I smiled. “What are Ralph’s?”
“He could never drink, not with any safety, so I asked Richard to open a bottle of Rovero. It’s a favourite of ours and I knew Ralph wouldn’t say no.”
“Why did you feel the need? Something must have forewarned you.”
“I knew he wasn’t coming round just to pick up his wretched research. Someone from his office could’ve done that. No, there’d be a greater purpose and with a drink inside him…”
“He’d talk. So what did he say?”
“It didn’t strike us at the time, but after he’d gone, we sort of turned to each other and said ‘What was all that about?’ He neither asked us about ourselves, the children, the house in Provence, nor did he tell us anything about his own son, ex-wife, his job. On top of which he left the research here.”
“What was it?”
“He wanted me to find out about a man called Edward Rochester,” said Richard.
I could feel Jaikie about to reveal that we knew Rochester, but a sharp glance kept him quiet.
“You’d think he’d have enough resources at his own disposal, wouldn’t you,” I said.

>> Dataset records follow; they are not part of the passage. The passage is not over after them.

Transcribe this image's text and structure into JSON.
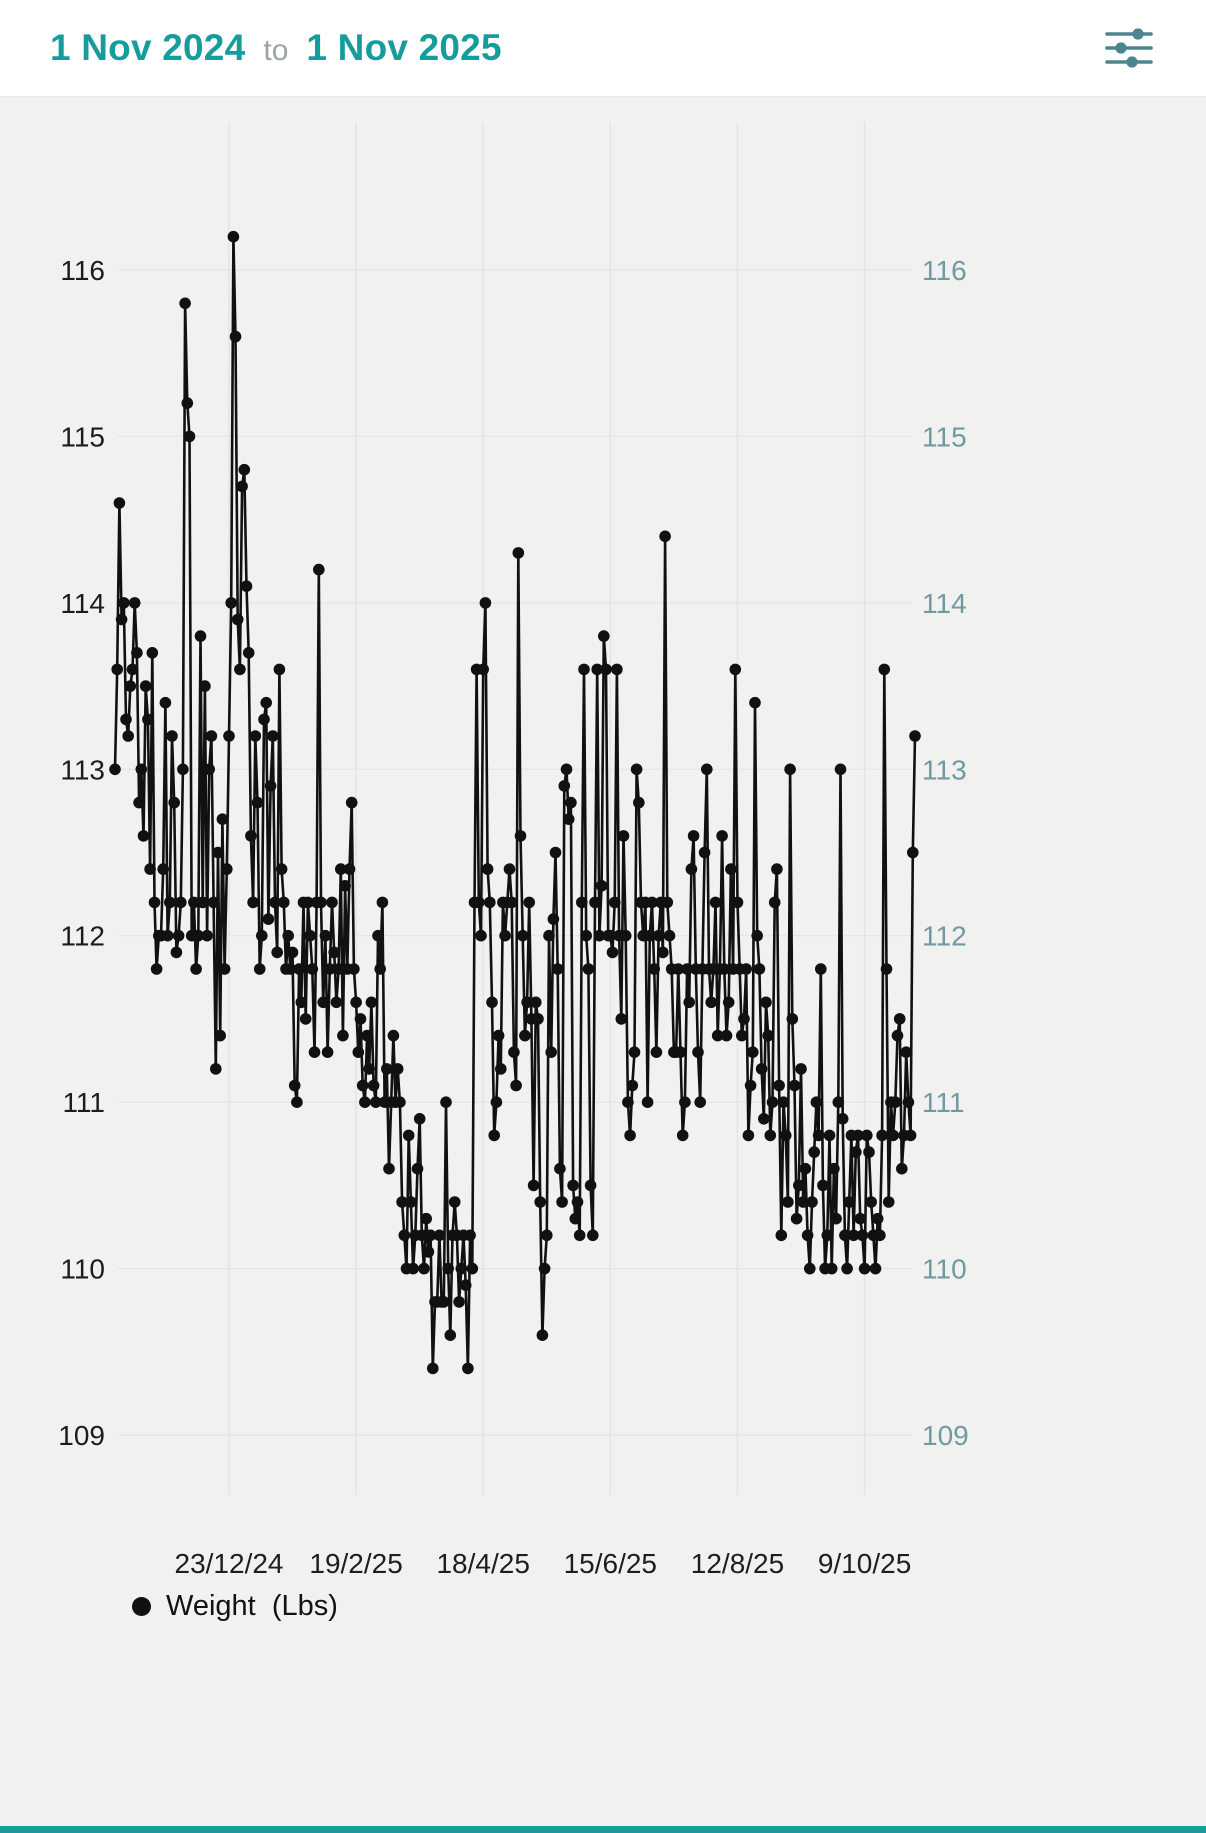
{
  "header": {
    "date_start": "1 Nov 2024",
    "date_separator": "to",
    "date_end": "1 Nov 2025",
    "filter_icon": "sliders-icon"
  },
  "legend": {
    "label": "Weight  (Lbs)"
  },
  "colors": {
    "accent": "#179c9c",
    "separator": "#9aa4a4",
    "icon": "#4b858d",
    "axis_left": "#1c1c1c",
    "axis_right": "#6f9aa1",
    "grid": "#e4e4e1",
    "point": "#111111",
    "background": "#f1f1ef",
    "header_bg": "#ffffff"
  },
  "chart_data": {
    "type": "scatter",
    "title": "",
    "series_name": "Weight (Lbs)",
    "unit": "Lbs",
    "grid": true,
    "legend_position": "bottom-left",
    "x_axis": {
      "start_date": "1 Nov 2024",
      "end_date": "1 Nov 2025",
      "tick_labels": [
        "23/12/24",
        "19/2/25",
        "18/4/25",
        "15/6/25",
        "12/8/25",
        "9/10/25"
      ],
      "tick_days": [
        52,
        110,
        168,
        226,
        284,
        342
      ],
      "range_days": [
        0,
        365
      ]
    },
    "y_axis": {
      "ticks": [
        116,
        115,
        114,
        113,
        112,
        111,
        110,
        109
      ],
      "range": [
        108.7,
        116.7
      ],
      "sides": "both"
    },
    "points": [
      [
        0,
        113.0
      ],
      [
        1,
        113.6
      ],
      [
        2,
        114.6
      ],
      [
        3,
        113.9
      ],
      [
        4,
        114.0
      ],
      [
        5,
        113.3
      ],
      [
        6,
        113.2
      ],
      [
        7,
        113.5
      ],
      [
        8,
        113.6
      ],
      [
        9,
        114.0
      ],
      [
        10,
        113.7
      ],
      [
        11,
        112.8
      ],
      [
        12,
        113.0
      ],
      [
        13,
        112.6
      ],
      [
        14,
        113.5
      ],
      [
        15,
        113.3
      ],
      [
        16,
        112.4
      ],
      [
        17,
        113.7
      ],
      [
        18,
        112.2
      ],
      [
        19,
        111.8
      ],
      [
        20,
        112.0
      ],
      [
        21,
        112.0
      ],
      [
        22,
        112.4
      ],
      [
        23,
        113.4
      ],
      [
        24,
        112.0
      ],
      [
        25,
        112.2
      ],
      [
        26,
        113.2
      ],
      [
        27,
        112.8
      ],
      [
        28,
        111.9
      ],
      [
        29,
        112.0
      ],
      [
        30,
        112.2
      ],
      [
        31,
        113.0
      ],
      [
        32,
        115.8
      ],
      [
        33,
        115.2
      ],
      [
        34,
        115.0
      ],
      [
        35,
        112.0
      ],
      [
        36,
        112.2
      ],
      [
        37,
        111.8
      ],
      [
        38,
        112.0
      ],
      [
        39,
        113.8
      ],
      [
        40,
        112.2
      ],
      [
        41,
        113.5
      ],
      [
        42,
        112.0
      ],
      [
        43,
        113.0
      ],
      [
        44,
        113.2
      ],
      [
        45,
        112.2
      ],
      [
        46,
        111.2
      ],
      [
        47,
        112.5
      ],
      [
        48,
        111.4
      ],
      [
        49,
        112.7
      ],
      [
        50,
        111.8
      ],
      [
        51,
        112.4
      ],
      [
        52,
        113.2
      ],
      [
        53,
        114.0
      ],
      [
        54,
        116.2
      ],
      [
        55,
        115.6
      ],
      [
        56,
        113.9
      ],
      [
        57,
        113.6
      ],
      [
        58,
        114.7
      ],
      [
        59,
        114.8
      ],
      [
        60,
        114.1
      ],
      [
        61,
        113.7
      ],
      [
        62,
        112.6
      ],
      [
        63,
        112.2
      ],
      [
        64,
        113.2
      ],
      [
        65,
        112.8
      ],
      [
        66,
        111.8
      ],
      [
        67,
        112.0
      ],
      [
        68,
        113.3
      ],
      [
        69,
        113.4
      ],
      [
        70,
        112.1
      ],
      [
        71,
        112.9
      ],
      [
        72,
        113.2
      ],
      [
        73,
        112.2
      ],
      [
        74,
        111.9
      ],
      [
        75,
        113.6
      ],
      [
        76,
        112.4
      ],
      [
        77,
        112.2
      ],
      [
        78,
        111.8
      ],
      [
        79,
        112.0
      ],
      [
        80,
        111.8
      ],
      [
        81,
        111.9
      ],
      [
        82,
        111.1
      ],
      [
        83,
        111.0
      ],
      [
        84,
        111.8
      ],
      [
        85,
        111.6
      ],
      [
        86,
        112.2
      ],
      [
        87,
        111.5
      ],
      [
        88,
        112.2
      ],
      [
        89,
        112.0
      ],
      [
        90,
        111.8
      ],
      [
        91,
        111.3
      ],
      [
        92,
        112.2
      ],
      [
        93,
        114.2
      ],
      [
        94,
        112.2
      ],
      [
        95,
        111.6
      ],
      [
        96,
        112.0
      ],
      [
        97,
        111.3
      ],
      [
        98,
        111.8
      ],
      [
        99,
        112.2
      ],
      [
        100,
        111.9
      ],
      [
        101,
        111.6
      ],
      [
        102,
        111.8
      ],
      [
        103,
        112.4
      ],
      [
        104,
        111.4
      ],
      [
        105,
        112.3
      ],
      [
        106,
        111.8
      ],
      [
        107,
        112.4
      ],
      [
        108,
        112.8
      ],
      [
        109,
        111.8
      ],
      [
        110,
        111.6
      ],
      [
        111,
        111.3
      ],
      [
        112,
        111.5
      ],
      [
        113,
        111.1
      ],
      [
        114,
        111.0
      ],
      [
        115,
        111.4
      ],
      [
        116,
        111.2
      ],
      [
        117,
        111.6
      ],
      [
        118,
        111.1
      ],
      [
        119,
        111.0
      ],
      [
        120,
        112.0
      ],
      [
        121,
        111.8
      ],
      [
        122,
        112.2
      ],
      [
        123,
        111.0
      ],
      [
        124,
        111.2
      ],
      [
        125,
        110.6
      ],
      [
        126,
        111.0
      ],
      [
        127,
        111.4
      ],
      [
        128,
        111.0
      ],
      [
        129,
        111.2
      ],
      [
        130,
        111.0
      ],
      [
        131,
        110.4
      ],
      [
        132,
        110.2
      ],
      [
        133,
        110.0
      ],
      [
        134,
        110.8
      ],
      [
        135,
        110.4
      ],
      [
        136,
        110.0
      ],
      [
        137,
        110.2
      ],
      [
        138,
        110.6
      ],
      [
        139,
        110.9
      ],
      [
        140,
        110.2
      ],
      [
        141,
        110.0
      ],
      [
        142,
        110.3
      ],
      [
        143,
        110.1
      ],
      [
        144,
        110.2
      ],
      [
        145,
        109.4
      ],
      [
        146,
        109.8
      ],
      [
        147,
        109.8
      ],
      [
        148,
        110.2
      ],
      [
        149,
        109.8
      ],
      [
        150,
        109.8
      ],
      [
        151,
        111.0
      ],
      [
        152,
        110.0
      ],
      [
        153,
        109.6
      ],
      [
        154,
        110.2
      ],
      [
        155,
        110.4
      ],
      [
        156,
        110.2
      ],
      [
        157,
        109.8
      ],
      [
        158,
        110.0
      ],
      [
        159,
        110.2
      ],
      [
        160,
        109.9
      ],
      [
        161,
        109.4
      ],
      [
        162,
        110.2
      ],
      [
        163,
        110.0
      ],
      [
        164,
        112.2
      ],
      [
        165,
        113.6
      ],
      [
        166,
        112.2
      ],
      [
        167,
        112.0
      ],
      [
        168,
        113.6
      ],
      [
        169,
        114.0
      ],
      [
        170,
        112.4
      ],
      [
        171,
        112.2
      ],
      [
        172,
        111.6
      ],
      [
        173,
        110.8
      ],
      [
        174,
        111.0
      ],
      [
        175,
        111.4
      ],
      [
        176,
        111.2
      ],
      [
        177,
        112.2
      ],
      [
        178,
        112.0
      ],
      [
        179,
        112.2
      ],
      [
        180,
        112.4
      ],
      [
        181,
        112.2
      ],
      [
        182,
        111.3
      ],
      [
        183,
        111.1
      ],
      [
        184,
        114.3
      ],
      [
        185,
        112.6
      ],
      [
        186,
        112.0
      ],
      [
        187,
        111.4
      ],
      [
        188,
        111.6
      ],
      [
        189,
        112.2
      ],
      [
        190,
        111.5
      ],
      [
        191,
        110.5
      ],
      [
        192,
        111.6
      ],
      [
        193,
        111.5
      ],
      [
        194,
        110.4
      ],
      [
        195,
        109.6
      ],
      [
        196,
        110.0
      ],
      [
        197,
        110.2
      ],
      [
        198,
        112.0
      ],
      [
        199,
        111.3
      ],
      [
        200,
        112.1
      ],
      [
        201,
        112.5
      ],
      [
        202,
        111.8
      ],
      [
        203,
        110.6
      ],
      [
        204,
        110.4
      ],
      [
        205,
        112.9
      ],
      [
        206,
        113.0
      ],
      [
        207,
        112.7
      ],
      [
        208,
        112.8
      ],
      [
        209,
        110.5
      ],
      [
        210,
        110.3
      ],
      [
        211,
        110.4
      ],
      [
        212,
        110.2
      ],
      [
        213,
        112.2
      ],
      [
        214,
        113.6
      ],
      [
        215,
        112.0
      ],
      [
        216,
        111.8
      ],
      [
        217,
        110.5
      ],
      [
        218,
        110.2
      ],
      [
        219,
        112.2
      ],
      [
        220,
        113.6
      ],
      [
        221,
        112.0
      ],
      [
        222,
        112.3
      ],
      [
        223,
        113.8
      ],
      [
        224,
        113.6
      ],
      [
        225,
        112.0
      ],
      [
        226,
        112.0
      ],
      [
        227,
        111.9
      ],
      [
        228,
        112.2
      ],
      [
        229,
        113.6
      ],
      [
        230,
        112.0
      ],
      [
        231,
        111.5
      ],
      [
        232,
        112.6
      ],
      [
        233,
        112.0
      ],
      [
        234,
        111.0
      ],
      [
        235,
        110.8
      ],
      [
        236,
        111.1
      ],
      [
        237,
        111.3
      ],
      [
        238,
        113.0
      ],
      [
        239,
        112.8
      ],
      [
        240,
        112.2
      ],
      [
        241,
        112.0
      ],
      [
        242,
        112.2
      ],
      [
        243,
        111.0
      ],
      [
        244,
        112.0
      ],
      [
        245,
        112.2
      ],
      [
        246,
        111.8
      ],
      [
        247,
        111.3
      ],
      [
        248,
        112.0
      ],
      [
        249,
        112.2
      ],
      [
        250,
        111.9
      ],
      [
        251,
        114.4
      ],
      [
        252,
        112.2
      ],
      [
        253,
        112.0
      ],
      [
        254,
        111.8
      ],
      [
        255,
        111.3
      ],
      [
        256,
        111.3
      ],
      [
        257,
        111.8
      ],
      [
        258,
        111.3
      ],
      [
        259,
        110.8
      ],
      [
        260,
        111.0
      ],
      [
        261,
        111.8
      ],
      [
        262,
        111.6
      ],
      [
        263,
        112.4
      ],
      [
        264,
        112.6
      ],
      [
        265,
        111.8
      ],
      [
        266,
        111.3
      ],
      [
        267,
        111.0
      ],
      [
        268,
        111.8
      ],
      [
        269,
        112.5
      ],
      [
        270,
        113.0
      ],
      [
        271,
        111.8
      ],
      [
        272,
        111.6
      ],
      [
        273,
        111.8
      ],
      [
        274,
        112.2
      ],
      [
        275,
        111.4
      ],
      [
        276,
        111.8
      ],
      [
        277,
        112.6
      ],
      [
        278,
        111.8
      ],
      [
        279,
        111.4
      ],
      [
        280,
        111.6
      ],
      [
        281,
        112.4
      ],
      [
        282,
        111.8
      ],
      [
        283,
        113.6
      ],
      [
        284,
        112.2
      ],
      [
        285,
        111.8
      ],
      [
        286,
        111.4
      ],
      [
        287,
        111.5
      ],
      [
        288,
        111.8
      ],
      [
        289,
        110.8
      ],
      [
        290,
        111.1
      ],
      [
        291,
        111.3
      ],
      [
        292,
        113.4
      ],
      [
        293,
        112.0
      ],
      [
        294,
        111.8
      ],
      [
        295,
        111.2
      ],
      [
        296,
        110.9
      ],
      [
        297,
        111.6
      ],
      [
        298,
        111.4
      ],
      [
        299,
        110.8
      ],
      [
        300,
        111.0
      ],
      [
        301,
        112.2
      ],
      [
        302,
        112.4
      ],
      [
        303,
        111.1
      ],
      [
        304,
        110.2
      ],
      [
        305,
        111.0
      ],
      [
        306,
        110.8
      ],
      [
        307,
        110.4
      ],
      [
        308,
        113.0
      ],
      [
        309,
        111.5
      ],
      [
        310,
        111.1
      ],
      [
        311,
        110.3
      ],
      [
        312,
        110.5
      ],
      [
        313,
        111.2
      ],
      [
        314,
        110.4
      ],
      [
        315,
        110.6
      ],
      [
        316,
        110.2
      ],
      [
        317,
        110.0
      ],
      [
        318,
        110.4
      ],
      [
        319,
        110.7
      ],
      [
        320,
        111.0
      ],
      [
        321,
        110.8
      ],
      [
        322,
        111.8
      ],
      [
        323,
        110.5
      ],
      [
        324,
        110.0
      ],
      [
        325,
        110.2
      ],
      [
        326,
        110.8
      ],
      [
        327,
        110.0
      ],
      [
        328,
        110.6
      ],
      [
        329,
        110.3
      ],
      [
        330,
        111.0
      ],
      [
        331,
        113.0
      ],
      [
        332,
        110.9
      ],
      [
        333,
        110.2
      ],
      [
        334,
        110.0
      ],
      [
        335,
        110.4
      ],
      [
        336,
        110.8
      ],
      [
        337,
        110.2
      ],
      [
        338,
        110.7
      ],
      [
        339,
        110.8
      ],
      [
        340,
        110.3
      ],
      [
        341,
        110.2
      ],
      [
        342,
        110.0
      ],
      [
        343,
        110.8
      ],
      [
        344,
        110.7
      ],
      [
        345,
        110.4
      ],
      [
        346,
        110.2
      ],
      [
        347,
        110.0
      ],
      [
        348,
        110.3
      ],
      [
        349,
        110.2
      ],
      [
        350,
        110.8
      ],
      [
        351,
        113.6
      ],
      [
        352,
        111.8
      ],
      [
        353,
        110.4
      ],
      [
        354,
        111.0
      ],
      [
        355,
        110.8
      ],
      [
        356,
        111.0
      ],
      [
        357,
        111.4
      ],
      [
        358,
        111.5
      ],
      [
        359,
        110.6
      ],
      [
        360,
        110.8
      ],
      [
        361,
        111.3
      ],
      [
        362,
        111.0
      ],
      [
        363,
        110.8
      ],
      [
        364,
        112.5
      ],
      [
        365,
        113.2
      ]
    ]
  }
}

“He wanted it done discreetly, and in the old-fashioned way, A4 sheets, stapled at the corner. He didn’t want other people in the office knowing about it, I imagine.”
“May I see it?”
Richard rose and went over to a desk at the other side of the room, took out a box file. It contained a jumble of photocopied documents, handwritten pages torn from notebooks, envelopes stuffed with scraps of paper relevant to various projects Slater was working on. The stuff about Edward Rochester was a sheaf of crumpled paper, clipped with a bulldog. The top page was a hand-written list of names, a roll-call of Rochester’s good ideas. When I asked how Slater had obtained the info he said he’d started with tax returns, records of charitable donations, and then drawn on a wealth of contacts in the gossip industry.